3 Replies Latest reply on Feb 25, 2010 10:24 PM by spilon

    Best practices for handling bad values?


      We're trying to get 1 minute averages for a particular point using VB.Net 2005 code like this:


      myValue = myPoint.Data.Summary(minuteStart, minuteEnd, PISDK.ArchiveSummaryTypeConstants.astAverage, PISDK.CalculationBasisConstants.cbTimeWeighted)


      The code throws this exception:
      "Unable to read tag FI-B626  Error Calculation failed."


      Looking at the tag in Processbook, it shows "Under Range".  Looking at the actual value with an OPC client, it's showing just a little below zero (-0.00something).  The zero for the tag is 0, span is 150.  The pointtype is float16.


      I think in the past we've changed a few tags from float16 to float32 to get rid of the "Under Range", but I can't remember for sure.  The real PI expert is gone for the day, so that's something we'll try tomorrow.


      Even if float32 does solve our immediate problem, it doesn't solve other situations like "I/O Timeout" or "Shutdown".  We have a few different ways we've dealt with this in the past, but decided to ask the experts what the best practices are.


      So, experts, what are the best practices for handling bad values?

        • Re: Best practices for handling bad values?

          Hi Richard,


          Is there no other values for the point within that 1 minute period, other then the "Under Range" event?


          PIData.Summary method will work even if there are bad values within the time range that you are performing calculation for. Unless there are no good value within that time range, then the method will return an exception indicating "Calculation Failed". I think the easiest way to do this is to catch and handle the exception, indicating that there is no good value for calculation in that time period.


          Personally I don't think there is really a best practise on how to handle bad values. In most cases, it is used to suggest an error or an abnormal event that has happened. It would really depends on whether there is any need to take note of such events or to show the users that a problem is ongoing.


          There are different ways to prevent these bad values to be written as well, if you really want to avoid them. "Shutdown" is configured in the point configuration. For newer PI servers, only random points will have Shutdown event written by default, when PI server is restarted.


          "I/O Timeout" would depend on the interface that the point is getting data from. PI OPC Interface, for example, can suppress "I/O timeout" event by setting the flag "/NT" in the configuration.


          You are right that you can prevent "Under Range" event by changing it to float32 point, because PI server will only write this event to float16 points when the value is out of the range as indicated by zero and span.



            • Re: Best practices for handling bad values?

              Hi Han.




              No, there were no other values recorded during that minute.  Looking through the history, this tag is only "active" for a few minutes at a time, and only a few times a week.  But we do have to report it on a 1 minute basis.




              I guess we will continue to handle these situations on a case-by-case basis.

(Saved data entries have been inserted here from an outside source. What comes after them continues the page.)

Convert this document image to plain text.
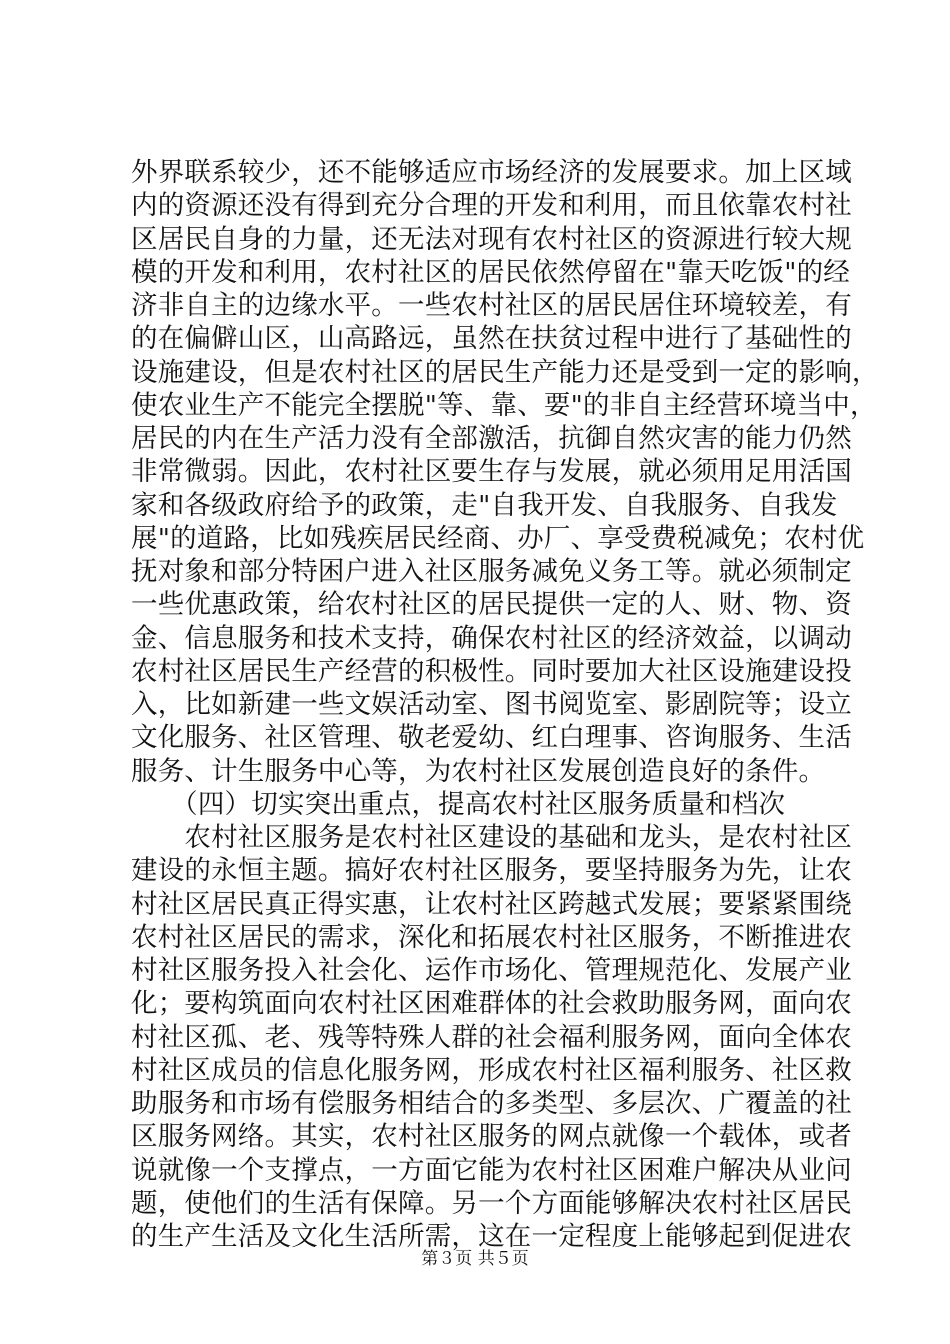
外界联系较少，还不能够适应市场经济的发展要求。加上区域
内的资源还没有得到充分合理的开发和利用，而且依靠农村社
区居民自身的力量，还无法对现有农村社区的资源进行较大规
模的开发和利用，农村社区的居民依然停留在"靠天吃饭"的经
济非自主的边缘水平。一些农村社区的居民居住环境较差，有
的在偏僻山区，山高路远，虽然在扶贫过程中进行了基础性的
设施建设，但是农村社区的居民生产能力还是受到一定的影响，
使农业生产不能完全摆脱"等、靠、要"的非自主经营环境当中，
居民的内在生产活力没有全部激活，抗御自然灾害的能力仍然
非常微弱。因此，农村社区要生存与发展，就必须用足用活国
家和各级政府给予的政策，走"自我开发、自我服务、自我发
展"的道路，比如残疾居民经商、办厂、享受费税减免；农村优
抚对象和部分特困户进入社区服务减免义务工等。就必须制定
一些优惠政策，给农村社区的居民提供一定的人、财、物、资
金、信息服务和技术支持，确保农村社区的经济效益，以调动
农村社区居民生产经营的积极性。同时要加大社区设施建设投
入，比如新建一些文娱活动室、图书阅览室、影剧院等；设立
文化服务、社区管理、敬老爱幼、红白理事、咨询服务、生活
服务、计生服务中心等，为农村社区发展创造良好的条件。
　　（四）切实突出重点，提高农村社区服务质量和档次
　　农村社区服务是农村社区建设的基础和龙头，是农村社区
建设的永恒主题。搞好农村社区服务，要坚持服务为先，让农
村社区居民真正得实惠，让农村社区跨越式发展；要紧紧围绕
农村社区居民的需求，深化和拓展农村社区服务，不断推进农
村社区服务投入社会化、运作市场化、管理规范化、发展产业
化；要构筑面向农村社区困难群体的社会救助服务网，面向农
村社区孤、老、残等特殊人群的社会福利服务网，面向全体农
村社区成员的信息化服务网，形成农村社区福利服务、社区救
助服务和市场有偿服务相结合的多类型、多层次、广覆盖的社
区服务网络。其实，农村社区服务的网点就像一个载体，或者
说就像一个支撑点，一方面它能为农村社区困难户解决从业问
题，使他们的生活有保障。另一个方面能够解决农村社区居民
的生产生活及文化生活所需，这在一定程度上能够起到促进农
第３页 共５页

              Thanks for your help.





                • Re: Best practices for handling bad values?

                  As Han Yong suggested, I don't think there is a real "best practice" on how to handle bad values... it all depends on what the data is, where it comes from and what you want to do with it. That said, it seems logical to me that the call throws an exception if there are no good values at all. And even if it did return without error, you would want to check the PercentGood attribute of the returned value, to make sure the calculation result is suitable for you to use.


                  As for the Float16/Float32 discussion, I would personally strongly advise to use Float32's only if you don't specifically need the Under/Over Range clamping that's performed with Float16. Float16 was primarily a way to just store data in less space than what's used by Float32; that was particularly useful in days where storage was rather limited and much more expensive than today.


                  In addition to losing data (when it gets replaced by Over Range or Under Range), you have a potential loss of precision when using Float16: despite the name, Float16 isn't really a floating point number... it is stored as an integer number between 0 and 32767, which number represents a particular 1/32767th increment of your PI Point's value range (a number between "zero" and "zero+span"). In other words, a potential for rounding error.


                  Another potential issue is when people change the "zero" and the "span" attributes of a Float16 PI Point over time - this becomes obvious based on the explanation in the previous paragraph. You can find out more about this in the "1.3.6 Point Type - Float16" section of the PI System Manager I: Essential Skills training course.